Welcome, and Congrats! on a new baby girl.
Crisis of Conscience (by Ray Franz) has been recommended. YOU should read it, but suggesting it to (no name? Virge will do) if he is not ready to read "apostate" material will mark you are a tool of the Devil. Mentioning that you read THIS website (and other "anti-JW" apostate sites) will do the same.
You aren't clear about what you'd like to do with this relationship. Clearly, you still seem "struck" and now you have his daughter, on top of it all, so he will likely be part of your life (at least every-other-weekend) for 18-20 years. It would be best that you understand the "rules" of the JWs, and their emotionally F--ed up way of thinking so you can move on WITH this or FROM this making decisions from the knowledge and wisdom you can gain, vs. being constantly blindsided by their quirks and lop-sided logic.
First thing, (it appears you and Virge have not married.....) thus, he will be encouraged to drop any romantic interest in you. He will be forced to break off everything from you (except legal visitation rights -- and by the way, you should have already gotten busy on getting court ordered child support) if he desires to get reinstated, which does seem to be his goal at this time. The elders who meet with Virge will point to YOU as the "bad association" that led him into this "gross sinning" against God. They will read to him the story of Jacob's daughter, Dinah (Genesis 33 & 34) and the scripture saying "flee from fornication". (That's YOU.)
If Virge gets reinstated, he will face more-or-less the same pressure to avoid you (and only visit his daughter) based on the fact that "dating" an unbeliever is an offense that will result in the member of the Cong being "marked", as they are allowed to "marry only in the Lord". If he still has heart-strings for you, he will hope to draw you to the Kingdom Hall and get you converted so he can marry according to this rule. Even during the period of your studying and conversion, he will be advised to avoid you.
He could rebel and run out and marry you right now while he's disfellowshipped and plead that he thought he was "doing the right thing", beg for forgiveness from the elders for doing so, and hope to get reinstated with him already married to you. It will take a little longer since he "relapsed" back into the relationship with the Worldly Woman during his period of requesting reinstatement. But, they CANNOT suggest he divorce you at any point, unless you are unfaithful.
If you marry, it seems doubtful that you will ever become a JW, thus you will have this schism in your relationship forever. . . . unless YOU get HIM OUT. I have no in depth experience in that and you should read and listen to all on here. There are good and bad examples.
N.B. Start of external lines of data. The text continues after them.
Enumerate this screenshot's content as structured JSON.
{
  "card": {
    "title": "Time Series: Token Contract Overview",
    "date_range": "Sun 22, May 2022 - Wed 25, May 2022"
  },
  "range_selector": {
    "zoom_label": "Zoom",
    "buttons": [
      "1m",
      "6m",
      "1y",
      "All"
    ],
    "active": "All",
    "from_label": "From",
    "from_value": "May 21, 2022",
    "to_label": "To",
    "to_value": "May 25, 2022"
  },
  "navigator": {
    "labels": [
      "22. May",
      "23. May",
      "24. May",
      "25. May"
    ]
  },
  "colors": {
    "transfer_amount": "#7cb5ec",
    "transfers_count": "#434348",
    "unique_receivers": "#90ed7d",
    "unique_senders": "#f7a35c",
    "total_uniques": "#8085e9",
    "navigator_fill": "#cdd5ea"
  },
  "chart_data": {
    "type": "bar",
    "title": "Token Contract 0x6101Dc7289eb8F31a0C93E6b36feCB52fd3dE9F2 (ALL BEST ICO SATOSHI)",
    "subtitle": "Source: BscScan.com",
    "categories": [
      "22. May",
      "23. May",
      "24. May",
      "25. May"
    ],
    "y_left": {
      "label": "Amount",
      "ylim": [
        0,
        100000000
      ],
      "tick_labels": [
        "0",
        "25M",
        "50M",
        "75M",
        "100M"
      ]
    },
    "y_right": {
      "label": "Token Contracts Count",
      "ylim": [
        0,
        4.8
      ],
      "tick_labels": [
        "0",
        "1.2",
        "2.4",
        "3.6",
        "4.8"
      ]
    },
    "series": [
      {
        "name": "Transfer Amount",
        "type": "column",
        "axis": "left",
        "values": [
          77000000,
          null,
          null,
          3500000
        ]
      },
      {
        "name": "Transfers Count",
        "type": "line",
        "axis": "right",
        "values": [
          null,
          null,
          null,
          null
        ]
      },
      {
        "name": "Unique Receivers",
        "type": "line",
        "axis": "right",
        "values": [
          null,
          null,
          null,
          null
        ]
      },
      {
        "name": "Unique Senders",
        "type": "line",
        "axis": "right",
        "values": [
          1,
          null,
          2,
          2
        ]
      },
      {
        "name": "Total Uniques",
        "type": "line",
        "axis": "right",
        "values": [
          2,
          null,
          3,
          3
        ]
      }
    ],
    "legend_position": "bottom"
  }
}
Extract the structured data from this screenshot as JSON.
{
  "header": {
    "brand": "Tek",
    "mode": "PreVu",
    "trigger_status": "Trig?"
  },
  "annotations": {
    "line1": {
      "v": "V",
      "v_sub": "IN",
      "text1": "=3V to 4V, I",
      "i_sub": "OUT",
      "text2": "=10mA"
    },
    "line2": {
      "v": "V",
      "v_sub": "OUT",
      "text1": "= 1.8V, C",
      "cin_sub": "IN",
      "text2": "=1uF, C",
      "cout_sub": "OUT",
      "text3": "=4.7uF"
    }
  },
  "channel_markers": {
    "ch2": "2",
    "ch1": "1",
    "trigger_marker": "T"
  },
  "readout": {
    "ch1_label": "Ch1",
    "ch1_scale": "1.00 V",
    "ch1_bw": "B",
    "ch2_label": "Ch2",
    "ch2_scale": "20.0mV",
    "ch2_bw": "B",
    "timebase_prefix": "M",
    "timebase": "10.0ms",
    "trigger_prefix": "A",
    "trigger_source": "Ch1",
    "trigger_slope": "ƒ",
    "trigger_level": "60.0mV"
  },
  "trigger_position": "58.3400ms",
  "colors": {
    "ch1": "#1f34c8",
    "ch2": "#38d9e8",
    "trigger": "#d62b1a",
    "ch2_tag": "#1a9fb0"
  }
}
But, all of them will agree that you CANNOT get a JW out of the "bOrg" by arguing doctrine with them. If you take the position of an "opposer", he will only see you as an "opposer" -- to him and to more so, to GOD. As much as he may love you and your daughter, he will always see the one side of you that is "the tool of Satan" seeking to destroy his faith in God and His religion. As far as your daughter, he will, of course, be hoping to "raise her in The Truth (TM) ". He will consider himself the "head of his household" and expect you to be "in subjection" to him and his decisions. (In real JW life it doesn't usually play out as bad as it sounds. Pussy is a powerful thing and most JW men value it more than being King of their Castle. A smart JW wife might even let them THINK they are.) If you do marry, Virge will likely be a faithful husband and father (you have described him as a good man in every way), but you will likely always have the divisive religion issue like an elephant in the room. I do know of several "divided" households that have drawn successful "rules of engagement" on the issue, and appear to have a "normal" life together otherwise. I know of more unsuccessful ones.
If you do not marry, hopefully you can go on with your life and find happiness. Virge will likely always be there in the background (at least every-other-weekend), with his influence on your daughter (which is his right), and hopefully with his checkbook to help in her support (which is his legal and moral obligation --does he have a decent job?). It will be the roller-coaster that all divorced parents find themselves living in dealing with their EX who is the father of their children. Hey! That's kinda the American way anymore. Remembering who "get this weekend" and the next holiday, etc etc
In either case, YOU will just have to be well-read on understanding and dealing with JW issues and their mind-think. You should be informed that IF he would go to court to attempt to gain custody of your daughter, the WTS publishes information for him to provide the attorney as to how to be successful with this in court. You can find a download of it here, I am sure.
In either case, read the Hassan books that have been recommended so that you can prepare yourself on dealing with how this man (and his entire group of associates) thinks. Read the Ray Franz books so you have a better understanding, but do not share them with him until he "is ready" to investigate the DARK SIDE. A JW sees these as POISON for their mind to destroy their faith!